- AOOSTARS NEX395 has the power but the cooling system is still a complete mystery
- RADEON 8060S beats RX 7600 XT in specifications, making external GPU -pairing confusing
- Without oculink, egpu-dock probably suffers large bottlenecks in tasks in the real world
The Aoostar NEX395 is the latest in a growing field of AI-focused mini-PCs that come in a cash-like house that departs from the more common designs found in the segment.
The company says the NEX395 uses AMDS flagship Strix Halo Processor, a 16-core, 32-tray chip with boost speeds up to 5.1 GHz.

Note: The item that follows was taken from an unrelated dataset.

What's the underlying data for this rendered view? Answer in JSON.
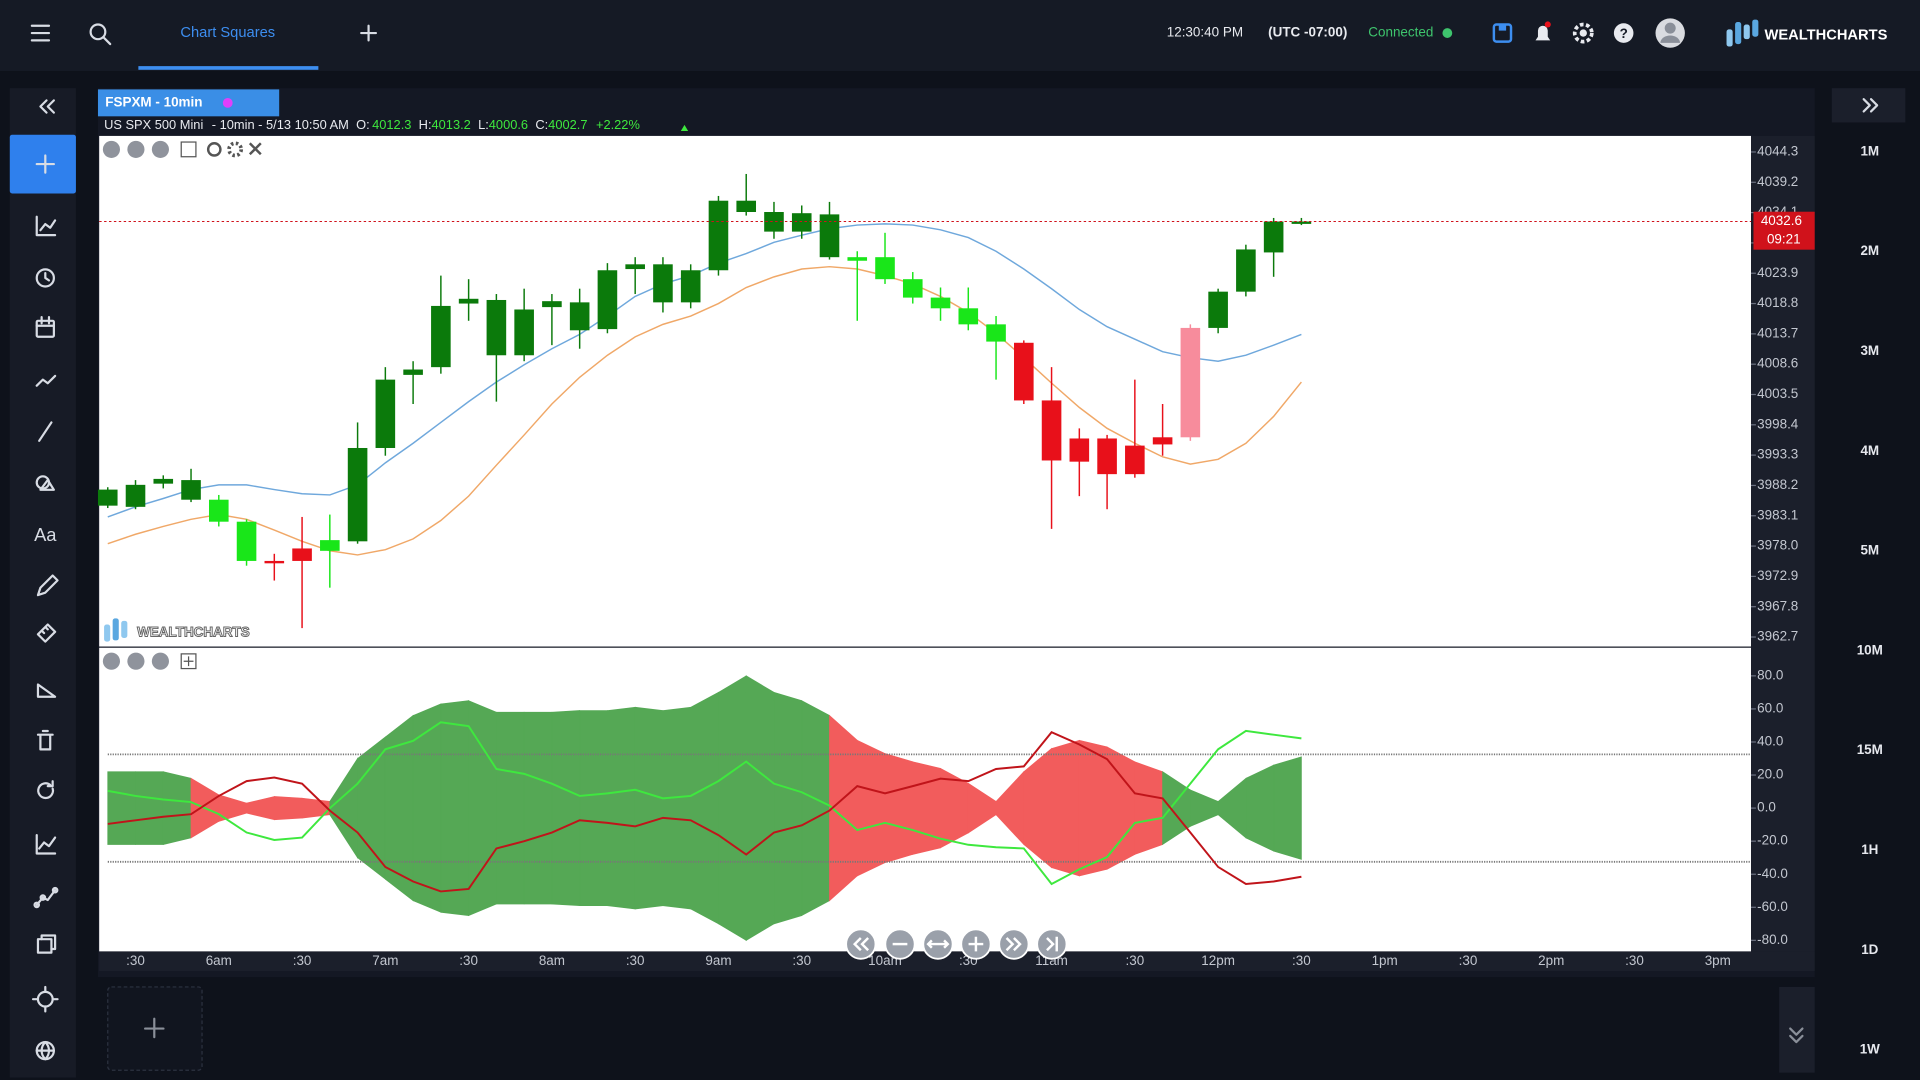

It includes 40 Rona 3.5 calculation units and seems to support up to 128 GB of memory, probably LPDDR5X considering the compact house.
Memory capacity matches rivals but the most important hardware information is missing
This memory level is in line with other Mini -PCs targeting AI development work, especially those involving large language models.
However, no details of storage, cooling or motherboard layout have been confirmed.
The device looks more like an oversized SSD cabinet or an external GPU dock than a full desktop system.
Its slim, rectangular, vent-heavy design deviates completely from the usual cube or nuk-style mini-PCs.
Keeping it in your palm feels more like grabbing a chunky powerbank or a Mac mini-cutting in half certainly not what you would expect from a 16-core AI work station.
The layout makes you question where the thermal ceiling height or upgradable internally even fits.
Aoostar NEX395 includes an integrated Radeon 8060S GPU, part of Ryzen AI Max+ 395 APU.
However, it also sells an external EGPU cabinet with Radeon RX 7600 XT.
Given that the integrated GPU already offers a newer architecture and more calculated devices than the RX 7600 XT, the use case for pairing is the two unclear.
The NEX395 also does not appear to support high-speed GAPPU connection as an oculink, which would limit bandwidth to external graphics support.
Selection of port includes double Ethernet ports, four USB-A ports, USB-C, HDMI and DisplayPort outputs along with a dedicated power input, suggesting dependence on an external power wall.
Without confirmed thermal design or sustained performance metrics, it is unclear whether this system can work reliably in roles, usually filled in by the best workstations -PC or best business -PC settings.
Unfortunately, the price information for NEX395 is currently unavailable.
Given the $ 1500- $ 2000 interval of comparable models such as HP Z2 Mini G1A and GMKTEC EVO-X2, Aoostar’s model is probably not cheap.